Lucu bila kita dapati seorang wanita dengan jilbab yang
menutupi kepalanya kemudian kedua ujungnya dililitkaan ke lehernya yang
membentuk jenjang leher sang wanita sehingga masih tampak (maaf) dada atasnya
yang terbuka. Kemudian dia padukan dengan kaos lengan panjang dan celana jeans yang ketat memperlihatkan
lekuk tubuhnya. Semua itu ia lakukan agar tampak serasi dan modis dapat
diterima semua lapisan serta masih dikatakan Islami (menurut pandangan
penganutnya).
Belum menambahkan warna-warna mencolok yang menarik
perhatian dan pernak-pernik perhiasan. Bahkan belum lama ini di salah satu kota
besar Jawa Barat digelar feysen show yang menampilkan berbagai rancangan dari
busana muslimah yang dipadukan dengan trend berbusana pada masyarakat luas
dengan konsep imaginary.
Semua hanya sebuah keserasian yang hanya diukur melalui
keindahan dan kecantikan syahwati dan kenikmatan duniawi, bukan keserasian yang
bertitik tolak dari penilaian imani.
Jilbab atau kerudung bukanlah bukan hanya sebagai kain
penutup bagi tubuh-tubuh wanita yang begitu istimewa. Jilbab bukanlah hanya
produk fesyen yang bisa dipertontonkan
dan didisain semau gua.
Namun, lebih jauh dari itu jilbab merupakan perintah
langsung dari Rabb ‘Azza wa Jalla bagi hamba-hambanya yang beriman. Jilbab
adalah perintah syar’I bagi hamba Allah yang begitu istimewa bernama Wanita.
Begitu istimewanya wanita hingga ibarat perhiasan yang harus dijaga dan tidak
sembarangan orang yang boleh melihat serta menyentuhnya.
Allah Subhanahu wa Ta’ala memerintahkan kepada kaum
wanita untuk memakai kerudung atau jilbab dengan kriteria yang telah ditentukan,
bukan asal pakai menurut selera fesyen atau trend busana.
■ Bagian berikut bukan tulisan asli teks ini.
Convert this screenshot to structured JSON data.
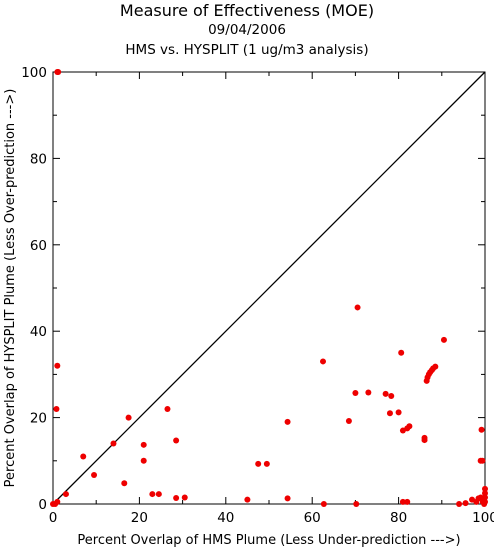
{
  "chart_data": {
    "type": "scatter",
    "title": "Measure of Effectiveness (MOE)",
    "subtitle": "09/04/2006",
    "subtitle2": "HMS vs. HYSPLIT  (1 ug/m3 analysis)",
    "xlabel": "Percent Overlap of HMS Plume (Less Under-prediction --->)",
    "ylabel": "Percent Overlap of HYSPLIT Plume (Less Over-prediction --->)",
    "xlim": [
      0,
      100
    ],
    "ylim": [
      0,
      100
    ],
    "xticks": [
      "0",
      "20",
      "40",
      "60",
      "80",
      "100"
    ],
    "yticks": [
      "0",
      "20",
      "40",
      "60",
      "80",
      "100"
    ],
    "grid": false,
    "reference_line": "y = x",
    "point_color": "#ee0000",
    "series": [
      {
        "points": [
          [
            1.0,
            100.0
          ],
          [
            1.2,
            100.0
          ],
          [
            1.0,
            32.0
          ],
          [
            0.8,
            22.0
          ],
          [
            0.0,
            0.0
          ],
          [
            0.5,
            0.0
          ],
          [
            1.0,
            0.5
          ],
          [
            3.0,
            2.3
          ],
          [
            7.0,
            11.0
          ],
          [
            9.5,
            6.7
          ],
          [
            14.0,
            14.0
          ],
          [
            16.5,
            4.8
          ],
          [
            17.5,
            20.0
          ],
          [
            21.0,
            13.7
          ],
          [
            21.0,
            10.0
          ],
          [
            23.0,
            2.3
          ],
          [
            24.5,
            2.3
          ],
          [
            26.5,
            22.0
          ],
          [
            28.5,
            14.7
          ],
          [
            28.5,
            1.4
          ],
          [
            30.5,
            1.5
          ],
          [
            45.0,
            1.0
          ],
          [
            47.5,
            9.3
          ],
          [
            49.5,
            9.3
          ],
          [
            54.3,
            19.0
          ],
          [
            54.3,
            1.3
          ],
          [
            62.5,
            33.0
          ],
          [
            62.7,
            0.0
          ],
          [
            68.5,
            19.2
          ],
          [
            70.0,
            25.7
          ],
          [
            70.2,
            0.0
          ],
          [
            70.5,
            45.5
          ],
          [
            73.0,
            25.8
          ],
          [
            77.0,
            25.5
          ],
          [
            78.0,
            21.0
          ],
          [
            78.3,
            25.0
          ],
          [
            80.0,
            21.2
          ],
          [
            80.6,
            35.0
          ],
          [
            81.0,
            17.0
          ],
          [
            81.0,
            0.5
          ],
          [
            82.0,
            17.5
          ],
          [
            82.0,
            0.5
          ],
          [
            82.5,
            18.0
          ],
          [
            86.0,
            15.3
          ],
          [
            86.0,
            14.8
          ],
          [
            86.5,
            28.5
          ],
          [
            86.7,
            29.3
          ],
          [
            87.0,
            30.0
          ],
          [
            87.3,
            30.5
          ],
          [
            87.7,
            31.0
          ],
          [
            88.0,
            31.4
          ],
          [
            88.5,
            31.8
          ],
          [
            90.5,
            38.0
          ],
          [
            94.0,
            0.0
          ],
          [
            95.5,
            0.2
          ],
          [
            97.0,
            1.0
          ],
          [
            98.0,
            0.5
          ],
          [
            98.5,
            1.3
          ],
          [
            99.0,
            1.5
          ],
          [
            99.0,
            10.0
          ],
          [
            99.2,
            17.2
          ],
          [
            99.4,
            10.0
          ],
          [
            99.5,
            0.5
          ],
          [
            100.0,
            3.5
          ],
          [
            100.0,
            2.5
          ],
          [
            100.0,
            1.5
          ],
          [
            100.0,
            0.5
          ],
          [
            99.8,
            0.0
          ]
        ]
      }
    ]
  }
}
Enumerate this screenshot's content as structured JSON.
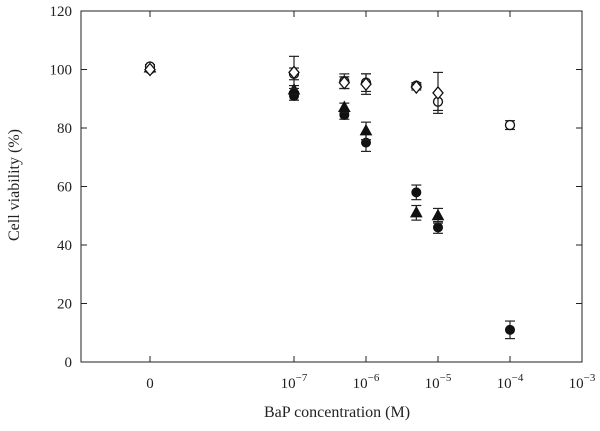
{
  "chart_data": {
    "type": "scatter",
    "xlabel": "BaP concentration (M)",
    "ylabel": "Cell viability (%)",
    "xscale": "log with zero control",
    "ylim": [
      0,
      120
    ],
    "yticks": [
      "0",
      "20",
      "40",
      "60",
      "80",
      "100",
      "120"
    ],
    "xticks": [
      {
        "label": "0",
        "value": 0
      },
      {
        "base": "10",
        "exp": "−7",
        "value": 1e-07
      },
      {
        "base": "10",
        "exp": "−6",
        "value": 1e-06
      },
      {
        "base": "10",
        "exp": "−5",
        "value": 1e-05
      },
      {
        "base": "10",
        "exp": "−4",
        "value": 0.0001
      },
      {
        "base": "10",
        "exp": "−3",
        "value": 0.001
      }
    ],
    "grid": false,
    "legend": "none",
    "series": [
      {
        "marker": "filled-circle",
        "points": [
          {
            "x": 0,
            "y": 100,
            "err": 0.8
          },
          {
            "x": 1e-07,
            "y": 91,
            "err": 1.5
          },
          {
            "x": 5e-07,
            "y": 84.5,
            "err": 1.5
          },
          {
            "x": 1e-06,
            "y": 75,
            "err": 3
          },
          {
            "x": 5e-06,
            "y": 58,
            "err": 2.5
          },
          {
            "x": 1e-05,
            "y": 46,
            "err": 2
          },
          {
            "x": 0.0001,
            "y": 11,
            "err": 3
          }
        ]
      },
      {
        "marker": "filled-triangle",
        "points": [
          {
            "x": 0,
            "y": 100.5,
            "err": 0.5
          },
          {
            "x": 1e-07,
            "y": 93,
            "err": 1.5
          },
          {
            "x": 5e-07,
            "y": 87,
            "err": 1.5
          },
          {
            "x": 1e-06,
            "y": 79,
            "err": 3
          },
          {
            "x": 5e-06,
            "y": 51,
            "err": 2.5
          },
          {
            "x": 1e-05,
            "y": 50,
            "err": 2.5
          }
        ]
      },
      {
        "marker": "open-circle",
        "points": [
          {
            "x": 0,
            "y": 101,
            "err": 0.7
          },
          {
            "x": 1e-07,
            "y": 98.5,
            "err": 2
          },
          {
            "x": 5e-07,
            "y": 96,
            "err": 2.5
          },
          {
            "x": 1e-06,
            "y": 95.5,
            "err": 3
          },
          {
            "x": 5e-06,
            "y": 94.5,
            "err": 1
          },
          {
            "x": 1e-05,
            "y": 89,
            "err": 3
          },
          {
            "x": 0.0001,
            "y": 81,
            "err": 1.5
          }
        ]
      },
      {
        "marker": "open-diamond",
        "points": [
          {
            "x": 0,
            "y": 100,
            "err": 0.5
          },
          {
            "x": 1e-07,
            "y": 99,
            "err": 5.5
          },
          {
            "x": 5e-07,
            "y": 95.5,
            "err": 2
          },
          {
            "x": 1e-06,
            "y": 95,
            "err": 3.5
          },
          {
            "x": 5e-06,
            "y": 94,
            "err": 1
          },
          {
            "x": 1e-05,
            "y": 92,
            "err": 7
          }
        ]
      }
    ]
  }
}
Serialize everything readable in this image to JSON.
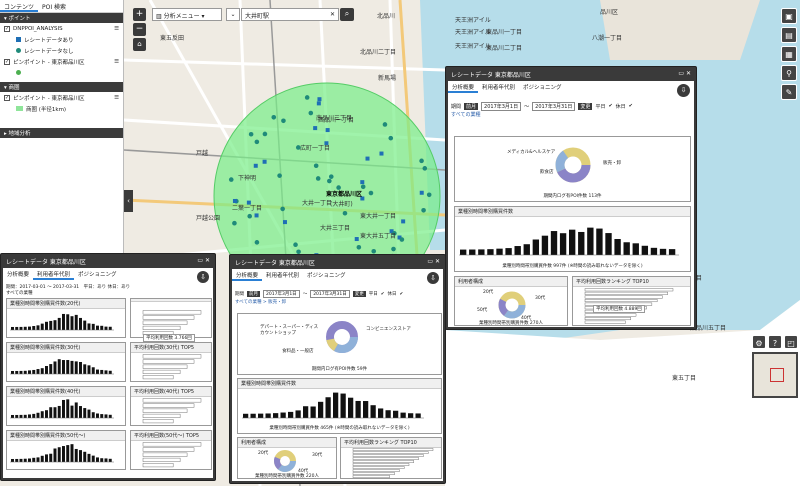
{
  "left": {
    "tabs": [
      "コンテンツ",
      "POI 検索"
    ],
    "point_header": "ポイント",
    "layer1": "DNPPOI_ANALYSIS",
    "legend1": "レシートデータあり",
    "legend2": "レシートデータなし",
    "layer2": "ピンポイント - 東京都品川区",
    "area_header": "商圏",
    "layer3": "ピンポイント - 東京都品川区",
    "legend3": "商圏 (半径1km)",
    "analysis_header": "地域分析"
  },
  "map_search": {
    "menu": "分析メニュー",
    "value": "大井町駅"
  },
  "map_labels": [
    {
      "t": "天王洲アイル"
    },
    {
      "t": "天王洲アイル"
    },
    {
      "t": "天王洲アイル"
    },
    {
      "t": "品川区"
    },
    {
      "t": "新馬場"
    },
    {
      "t": "北品川"
    },
    {
      "t": "東品川一丁目"
    },
    {
      "t": "東品川二丁目"
    },
    {
      "t": "北品川二丁目"
    },
    {
      "t": "南品川三丁目"
    },
    {
      "t": "広町一丁目"
    },
    {
      "t": "西品川一丁目"
    },
    {
      "t": "大井一丁目"
    },
    {
      "t": "二葉一丁目"
    },
    {
      "t": "東大井一丁目"
    },
    {
      "t": "戸越"
    },
    {
      "t": "戸越公園"
    },
    {
      "t": "下神明"
    },
    {
      "t": "東京都品川区"
    },
    {
      "t": "(大井町)"
    },
    {
      "t": "八潮"
    },
    {
      "t": "八潮一丁目"
    },
    {
      "t": "東大井五丁目"
    },
    {
      "t": "八潮四丁目"
    },
    {
      "t": "東五丁目"
    },
    {
      "t": "東大井四丁目"
    },
    {
      "t": "大井三丁目"
    },
    {
      "t": "東五反田"
    },
    {
      "t": "東品川五丁目"
    }
  ],
  "panel_main": {
    "title": "レシートデータ 東京都品川区",
    "tabs": [
      "分析概要",
      "利用者年代別",
      "ポジショニング"
    ],
    "period_label": "期間",
    "year_btn": "前月",
    "date_from": "2017年3月1日",
    "date_to": "2017年3月31日",
    "apply": "変更",
    "weekday": "平日",
    "holiday": "休日",
    "category": "すべての業種",
    "donut_labels": [
      "メディカル&ヘルスケア",
      "飲食店",
      "販売・卸"
    ],
    "donut_caption": "期間内ログ有POI件数 113件",
    "bar_title": "業種別時間帯別購買件数",
    "bar_caption": "業種別時間帯別購買件数 997件 (※時間の読み取れないデータを除く)",
    "age_title": "利用者構成",
    "age_labels": [
      "20代",
      "30代",
      "40代",
      "50代"
    ],
    "age_caption": "業種別時間帯別購買件数 270人",
    "rank_title": "平均利用回数ランキング TOP10",
    "rank_label": "平均利用回数 4.889回"
  },
  "panel_left": {
    "title": "レシートデータ 東京都品川区",
    "tabs": [
      "分析概要",
      "利用者年代別",
      "ポジショニング"
    ],
    "period": "期間：2017-03-01 〜 2017-03-31　平日：あり 休日：あり",
    "category": "すべての業種",
    "rows": [
      {
        "left": "業種別時間帯別購買件数(20代)",
        "right": ""
      },
      {
        "left": "業種別時間帯別購買件数(30代)",
        "right": "平均利用回数(30代) TOP5"
      },
      {
        "left": "業種別時間帯別購買件数(40代)",
        "right": "平均利用回数(40代) TOP5"
      },
      {
        "left": "業種別時間帯別購買件数(50代〜)",
        "right": "平均利用回数(50代〜) TOP5"
      }
    ],
    "tip": "平均利用回数 3.766回"
  },
  "panel_mid": {
    "title": "レシートデータ 東京都品川区",
    "tabs": [
      "分析概要",
      "利用者年代別",
      "ポジショニング"
    ],
    "period_label": "期間",
    "year_btn": "前月",
    "date_from": "2017年3月1日",
    "date_to": "2017年3月31日",
    "apply": "変更",
    "weekday": "平日",
    "holiday": "休日",
    "breadcrumb": "すべての業種 > 販売・卸",
    "donut_labels": [
      "デパート・スーパー・ディスカウントショップ",
      "コンビニエンスストア",
      "食料品・一般店"
    ],
    "donut_caption": "期間内ログ有POI件数 59件",
    "bar_title": "業種別時間帯別購買件数",
    "bar_caption": "業種別時間帯別購買件数 465件 (※時間の読み取れないデータを除く)",
    "age_title": "利用者構成",
    "age_labels": [
      "20代",
      "30代",
      "40代"
    ],
    "age_caption": "業種別時間帯別購買件数 220人",
    "rank_title": "平均利用回数ランキング TOP10"
  },
  "colors": {
    "accent": "#2a7fd4",
    "buffer": "#77ee88",
    "poi": "#1f8a7a",
    "bar": "#111111"
  }
}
Jilbab yang menjadi tuntutan syar’I adalah jilbab yang
panjang lebar menutup kepala, muka serta dada. Bukan jilbab pendek serta
membentuk raut wajah bahkan melilit leher. Jilbab yang disukai syar’I adalah
jilbab yang berwarna gelap bukan jilbab yang bercorak hingga dapat mengundang
perhatian. Jilbab yang diperintahkan adalah jilbab yang menutup tubuh bukan
malah yang membentuk tubuh hingga auratnya terlihat.
Lantas pertnyaannya adalah
apakah dapat dikatakan serasi dan islami bagi saudari-saudari kita yang menjadi
kormod (Korban Mode) dunia fesyen?
Satu hal yang perlu diingat
adalah kecantikan seorang wanita bukan hanya diukur dengan penampilan dan gaya
dia berbusana. Kecantikan wanita akan lebih berharga bila diukur degan ketaatan
dia kepada Rabb-nya.
Jangan tertipu dengan bisikan
Iblis Laknatullah serta dorongan hawa nafsu yang menipu.
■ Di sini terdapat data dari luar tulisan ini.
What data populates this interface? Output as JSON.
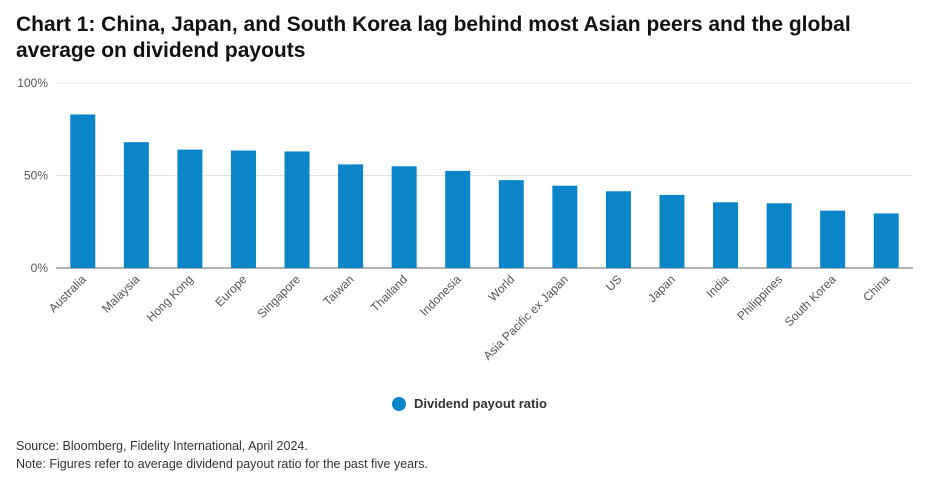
{
  "title": "Chart 1: China, Japan, and South Korea lag behind most Asian peers and the global average on dividend payouts",
  "legend_label": "Dividend payout ratio",
  "source": "Source: Bloomberg, Fidelity International, April 2024.",
  "note": "Note: Figures refer to average dividend payout ratio for the past five years.",
  "colors": {
    "bar": "#0a86c8",
    "grid": "#e3e3e3",
    "axis": "#666666"
  },
  "chart_data": {
    "type": "bar",
    "title": "Chart 1: China, Japan, and South Korea lag behind most Asian peers and the global average on dividend payouts",
    "categories": [
      "Australia",
      "Malaysia",
      "Hong Kong",
      "Europe",
      "Singapore",
      "Taiwan",
      "Thailand",
      "Indonesia",
      "World",
      "Asia Pacific ex Japan",
      "US",
      "Japan",
      "India",
      "Philippines",
      "South Korea",
      "China"
    ],
    "series": [
      {
        "name": "Dividend payout ratio",
        "values": [
          83,
          68,
          64,
          63.5,
          63,
          56,
          55,
          52.5,
          47.5,
          44.5,
          41.5,
          39.5,
          35.5,
          35,
          31,
          29.5
        ]
      }
    ],
    "ylim": [
      0,
      100
    ],
    "yticks": [
      0,
      50,
      100
    ],
    "ytick_labels": [
      "0%",
      "50%",
      "100%"
    ],
    "grid": true,
    "legend_position": "bottom"
  }
}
Cukuplah kecantikan tersebut kita
berikan kepada orang yang memang telah Allah halalkan untuk kita. Bukan
diperuntukan bagi orang-orang yang kita sendiri tidak tahu akan kebaikan hati
dan agamanya.
Dan janganlah pernah merasa
ragu untuk menjalankan perintah Allah. Jangan pernah merasa takut serta
menyesal ketika melaksanakan perintah-Nya. Sebab bila seorang wanita mengenakan
jilbab seperti yang diperintahkan-Nya, bukan hanya kecantikan yang ia peroleh,
Ridha Allah pun akan ia dapatka. Dalam manusia ia terjaga, sedang dalam
pandangan Rabb-Nya ia begitu mulia.
Keserasian yang demikian
adalah keserasian yang terlihat dalam pandangan realita dan keimanan.
Rasulullah Shallallahu
‘Alaihi wa Salam pernah mengabarkan bahwa salah satu sifat penghuni neraka
adalah para wanita yang berjalan dengan berlenggak lenggok seperti punuk unta.
Mereka mengenakan pakaian namun pada kenyataannya mereka telanjang. Akankah
keserasian yang kita dambakan menjerumus kita ke dalam neraka? Wal’iyadzubillah
Saudariku…, tidak hina untuk
mengenakan jilbab. Tidak sulit untuk memakainya. Engkau akan mulia dengannya,
bahkan begitu mulianya engkau sampai-sampai Allah mengumandangkan perang bagi
yang menghinakannya.
Hanyas saja, mungkin iman ini
masih lemah dan hati ini masih keras hingga kita masih saja mempersalahkan
permata yang begitu berharga?... (Fachri)
*Dikutip
dari majalah “Mu’minah” edisi 2/tahun 1/april 2006/hal33-35.